Consumers remain highly price sensitive. Bharti's recent disappointing quarterly results came on the back of attempts to push prices up. So it's not clear that cutting the market from 15 players to say even six or seven will have a dramatic effect on firms ability to raise tariffs. Regardless of whether expected consolidation takes place at the smaller end of the sector, competition will remain stiff and returns dampened.
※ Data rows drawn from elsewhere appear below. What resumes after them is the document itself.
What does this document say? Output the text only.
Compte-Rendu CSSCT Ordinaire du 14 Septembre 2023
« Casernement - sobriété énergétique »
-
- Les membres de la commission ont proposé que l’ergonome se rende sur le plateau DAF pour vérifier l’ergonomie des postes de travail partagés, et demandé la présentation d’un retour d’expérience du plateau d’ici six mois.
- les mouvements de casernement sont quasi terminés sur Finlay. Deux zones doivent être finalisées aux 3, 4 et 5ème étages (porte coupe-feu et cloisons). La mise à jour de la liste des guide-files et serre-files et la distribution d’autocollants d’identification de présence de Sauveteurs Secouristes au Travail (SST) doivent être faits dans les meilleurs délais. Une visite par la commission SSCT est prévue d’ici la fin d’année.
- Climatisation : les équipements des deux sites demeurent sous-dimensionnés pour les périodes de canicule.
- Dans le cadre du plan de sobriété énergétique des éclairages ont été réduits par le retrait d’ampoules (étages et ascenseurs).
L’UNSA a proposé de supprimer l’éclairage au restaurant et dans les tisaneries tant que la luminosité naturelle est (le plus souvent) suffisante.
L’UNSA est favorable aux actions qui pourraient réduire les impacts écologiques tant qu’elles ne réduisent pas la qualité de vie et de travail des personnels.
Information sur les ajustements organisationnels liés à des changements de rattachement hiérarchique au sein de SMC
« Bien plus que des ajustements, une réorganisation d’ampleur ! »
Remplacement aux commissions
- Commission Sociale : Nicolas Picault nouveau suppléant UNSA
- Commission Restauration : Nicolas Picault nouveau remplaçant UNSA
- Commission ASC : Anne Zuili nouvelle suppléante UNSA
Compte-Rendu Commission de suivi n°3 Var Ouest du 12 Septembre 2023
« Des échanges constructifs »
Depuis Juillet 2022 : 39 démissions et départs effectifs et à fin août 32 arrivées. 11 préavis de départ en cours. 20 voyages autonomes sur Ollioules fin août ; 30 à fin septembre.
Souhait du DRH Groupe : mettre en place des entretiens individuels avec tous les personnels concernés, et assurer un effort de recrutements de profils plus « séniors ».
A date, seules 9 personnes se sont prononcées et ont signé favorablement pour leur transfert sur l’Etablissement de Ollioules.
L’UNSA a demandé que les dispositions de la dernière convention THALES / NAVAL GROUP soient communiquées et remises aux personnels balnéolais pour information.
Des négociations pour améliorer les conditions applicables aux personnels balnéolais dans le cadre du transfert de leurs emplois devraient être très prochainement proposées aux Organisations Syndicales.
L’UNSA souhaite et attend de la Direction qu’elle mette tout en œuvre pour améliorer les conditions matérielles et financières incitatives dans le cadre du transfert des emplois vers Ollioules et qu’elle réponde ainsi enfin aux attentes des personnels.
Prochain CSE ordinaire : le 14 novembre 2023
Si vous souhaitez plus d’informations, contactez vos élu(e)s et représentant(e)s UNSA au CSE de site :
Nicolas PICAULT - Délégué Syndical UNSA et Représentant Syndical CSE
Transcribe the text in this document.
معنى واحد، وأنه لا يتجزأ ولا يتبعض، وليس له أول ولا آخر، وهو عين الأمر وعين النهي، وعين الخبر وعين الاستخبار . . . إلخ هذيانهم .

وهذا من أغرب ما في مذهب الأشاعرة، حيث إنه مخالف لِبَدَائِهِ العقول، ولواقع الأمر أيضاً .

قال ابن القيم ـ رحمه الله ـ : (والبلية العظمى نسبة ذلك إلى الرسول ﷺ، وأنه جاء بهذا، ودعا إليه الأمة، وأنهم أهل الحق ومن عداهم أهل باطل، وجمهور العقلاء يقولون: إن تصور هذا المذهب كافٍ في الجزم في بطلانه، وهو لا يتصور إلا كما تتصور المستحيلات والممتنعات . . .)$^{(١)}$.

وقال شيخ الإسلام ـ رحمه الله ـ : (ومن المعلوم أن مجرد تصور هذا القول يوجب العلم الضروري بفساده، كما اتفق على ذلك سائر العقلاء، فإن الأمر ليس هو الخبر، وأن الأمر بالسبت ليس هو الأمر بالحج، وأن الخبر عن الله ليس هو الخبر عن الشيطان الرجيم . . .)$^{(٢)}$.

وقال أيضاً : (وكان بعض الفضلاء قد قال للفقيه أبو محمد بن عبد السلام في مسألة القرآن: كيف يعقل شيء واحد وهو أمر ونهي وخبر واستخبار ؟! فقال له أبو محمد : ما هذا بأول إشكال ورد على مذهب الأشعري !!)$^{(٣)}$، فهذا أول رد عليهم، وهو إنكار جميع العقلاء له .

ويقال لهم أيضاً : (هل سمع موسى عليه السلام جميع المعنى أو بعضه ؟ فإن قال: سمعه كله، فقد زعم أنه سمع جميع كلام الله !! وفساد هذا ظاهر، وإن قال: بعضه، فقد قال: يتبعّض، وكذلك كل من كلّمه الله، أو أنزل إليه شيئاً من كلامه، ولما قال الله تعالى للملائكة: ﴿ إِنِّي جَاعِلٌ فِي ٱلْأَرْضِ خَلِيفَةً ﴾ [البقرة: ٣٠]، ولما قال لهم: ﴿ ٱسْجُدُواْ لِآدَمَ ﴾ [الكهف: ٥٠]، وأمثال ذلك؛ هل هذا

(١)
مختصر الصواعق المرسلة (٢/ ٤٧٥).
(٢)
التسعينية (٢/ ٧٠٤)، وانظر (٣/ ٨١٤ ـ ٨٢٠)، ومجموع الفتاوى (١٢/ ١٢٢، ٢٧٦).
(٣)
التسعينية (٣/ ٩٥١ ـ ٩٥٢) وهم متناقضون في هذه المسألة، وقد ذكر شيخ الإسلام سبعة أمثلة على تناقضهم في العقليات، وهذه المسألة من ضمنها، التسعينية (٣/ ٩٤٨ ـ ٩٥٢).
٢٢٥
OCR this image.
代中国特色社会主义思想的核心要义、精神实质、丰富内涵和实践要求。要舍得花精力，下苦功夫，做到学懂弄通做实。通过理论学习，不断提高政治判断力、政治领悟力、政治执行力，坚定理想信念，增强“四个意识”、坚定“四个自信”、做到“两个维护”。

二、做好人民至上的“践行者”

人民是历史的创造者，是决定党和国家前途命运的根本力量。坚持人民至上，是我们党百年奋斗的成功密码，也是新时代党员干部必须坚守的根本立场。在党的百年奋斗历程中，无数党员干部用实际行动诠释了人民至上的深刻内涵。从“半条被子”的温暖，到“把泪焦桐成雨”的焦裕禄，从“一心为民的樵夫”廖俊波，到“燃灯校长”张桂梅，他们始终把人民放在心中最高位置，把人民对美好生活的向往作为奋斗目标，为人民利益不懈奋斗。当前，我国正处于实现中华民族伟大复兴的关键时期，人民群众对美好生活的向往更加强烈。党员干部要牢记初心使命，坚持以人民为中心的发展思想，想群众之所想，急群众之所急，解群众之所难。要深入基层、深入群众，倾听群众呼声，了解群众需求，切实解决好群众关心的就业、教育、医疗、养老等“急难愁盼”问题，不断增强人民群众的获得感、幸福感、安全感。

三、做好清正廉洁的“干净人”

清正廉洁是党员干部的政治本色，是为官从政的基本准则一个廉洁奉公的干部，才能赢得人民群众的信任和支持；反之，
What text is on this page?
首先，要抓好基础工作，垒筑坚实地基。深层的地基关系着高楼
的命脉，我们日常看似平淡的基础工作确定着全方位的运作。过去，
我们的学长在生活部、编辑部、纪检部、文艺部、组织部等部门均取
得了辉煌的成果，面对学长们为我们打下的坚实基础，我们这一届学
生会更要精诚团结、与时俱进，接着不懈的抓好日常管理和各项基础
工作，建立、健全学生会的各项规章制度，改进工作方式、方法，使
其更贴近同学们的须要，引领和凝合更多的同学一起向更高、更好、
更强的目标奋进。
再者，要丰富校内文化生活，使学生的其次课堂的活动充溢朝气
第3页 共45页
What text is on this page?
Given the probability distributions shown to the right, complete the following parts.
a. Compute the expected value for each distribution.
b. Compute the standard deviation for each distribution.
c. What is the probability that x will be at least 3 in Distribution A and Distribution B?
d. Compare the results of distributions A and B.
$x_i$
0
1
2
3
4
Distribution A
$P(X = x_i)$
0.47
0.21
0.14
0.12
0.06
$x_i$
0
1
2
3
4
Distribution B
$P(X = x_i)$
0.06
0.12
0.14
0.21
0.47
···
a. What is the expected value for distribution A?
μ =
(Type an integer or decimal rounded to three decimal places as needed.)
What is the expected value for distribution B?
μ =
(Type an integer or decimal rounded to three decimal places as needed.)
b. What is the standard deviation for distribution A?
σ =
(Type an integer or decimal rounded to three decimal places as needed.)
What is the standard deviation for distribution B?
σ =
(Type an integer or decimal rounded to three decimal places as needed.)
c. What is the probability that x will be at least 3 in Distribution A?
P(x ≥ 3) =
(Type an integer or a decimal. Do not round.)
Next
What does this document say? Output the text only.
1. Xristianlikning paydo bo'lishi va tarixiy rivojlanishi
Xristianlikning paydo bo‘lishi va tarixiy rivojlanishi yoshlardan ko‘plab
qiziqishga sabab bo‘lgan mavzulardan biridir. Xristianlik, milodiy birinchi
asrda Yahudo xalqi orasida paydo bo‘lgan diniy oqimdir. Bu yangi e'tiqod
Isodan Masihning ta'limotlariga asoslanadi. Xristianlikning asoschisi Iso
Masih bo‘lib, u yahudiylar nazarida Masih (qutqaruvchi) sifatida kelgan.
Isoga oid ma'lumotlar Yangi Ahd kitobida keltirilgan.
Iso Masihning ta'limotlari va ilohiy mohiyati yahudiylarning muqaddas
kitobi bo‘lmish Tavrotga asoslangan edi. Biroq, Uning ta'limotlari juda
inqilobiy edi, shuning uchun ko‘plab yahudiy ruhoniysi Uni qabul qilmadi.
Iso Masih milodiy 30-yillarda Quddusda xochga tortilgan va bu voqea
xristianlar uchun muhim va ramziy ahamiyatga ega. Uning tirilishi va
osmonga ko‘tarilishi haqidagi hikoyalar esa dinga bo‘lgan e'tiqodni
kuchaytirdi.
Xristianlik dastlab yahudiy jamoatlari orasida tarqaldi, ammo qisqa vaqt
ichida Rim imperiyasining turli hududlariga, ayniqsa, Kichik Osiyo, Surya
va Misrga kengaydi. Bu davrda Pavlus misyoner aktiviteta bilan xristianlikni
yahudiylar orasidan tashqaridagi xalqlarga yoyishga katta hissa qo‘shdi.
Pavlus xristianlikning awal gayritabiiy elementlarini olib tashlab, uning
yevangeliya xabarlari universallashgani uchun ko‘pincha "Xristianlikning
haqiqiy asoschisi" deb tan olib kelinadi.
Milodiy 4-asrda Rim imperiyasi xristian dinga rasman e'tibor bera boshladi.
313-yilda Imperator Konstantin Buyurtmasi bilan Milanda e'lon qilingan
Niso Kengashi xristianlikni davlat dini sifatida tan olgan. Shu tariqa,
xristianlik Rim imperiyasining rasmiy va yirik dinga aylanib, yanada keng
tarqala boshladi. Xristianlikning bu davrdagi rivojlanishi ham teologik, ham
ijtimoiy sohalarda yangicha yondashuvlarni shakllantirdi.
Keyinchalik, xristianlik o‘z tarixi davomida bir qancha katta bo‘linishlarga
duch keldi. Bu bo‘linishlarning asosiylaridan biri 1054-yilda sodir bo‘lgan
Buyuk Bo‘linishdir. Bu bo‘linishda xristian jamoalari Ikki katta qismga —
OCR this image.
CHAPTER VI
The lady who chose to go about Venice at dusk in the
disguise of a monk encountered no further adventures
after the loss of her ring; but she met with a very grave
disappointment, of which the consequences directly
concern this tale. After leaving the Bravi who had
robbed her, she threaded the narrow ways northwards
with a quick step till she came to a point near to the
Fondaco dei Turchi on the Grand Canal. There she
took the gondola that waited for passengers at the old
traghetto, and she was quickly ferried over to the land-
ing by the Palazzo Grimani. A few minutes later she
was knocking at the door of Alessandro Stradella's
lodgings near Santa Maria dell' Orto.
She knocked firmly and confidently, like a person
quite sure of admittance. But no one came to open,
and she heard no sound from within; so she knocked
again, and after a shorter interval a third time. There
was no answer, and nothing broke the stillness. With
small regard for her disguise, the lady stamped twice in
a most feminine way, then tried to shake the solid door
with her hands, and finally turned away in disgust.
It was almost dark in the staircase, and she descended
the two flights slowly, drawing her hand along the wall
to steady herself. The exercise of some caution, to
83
Alliances among the really big players might make a difference. But the longer-term attractions of the market mean that no one player will want to pull back only to hand future benefits to rivals. At present, revenue from voice makes up almost 95 percent of the sector's revenue. Advanced markets tend to see more than one third of their revenue from data. As per-capita incomes rise in India, increasing higher value-added services is the most likely way of reversing the decline. But the payback still looks some way off.

CONTEXT NEWS

- India will allow mergers and acquisitions in the telecoms sector that create combined market share of up to 35 percent, under a quick and simple process, Telecoms Minister Kapil Sibal said on February 15. The sector regulator has proposed a relaxation of rules for M&A to facilitate a consolidation in the 15-player market.

- The Supreme Court earlier this month ordered all 122 zonal telecoms licences given to companies in a scandal-tainted 2008 sale be revoked in four months and asked the regulator to propose rules for granting spectrum through an auction.

- In the third quarter ending December 2011, revenues at the four leading mobile firms rose by 5 percent from the previous quarter. Idea Cellular, majority owned by the Aditya Birla group, posted the strongest increase in revenue. The firm grew by 9 percent on a quarter on quarter basis as compared with 4 percent for the market leader, Bharti Airtel, 5 percent for Vodafone's India business and 0.7 percent for Reliance Communications.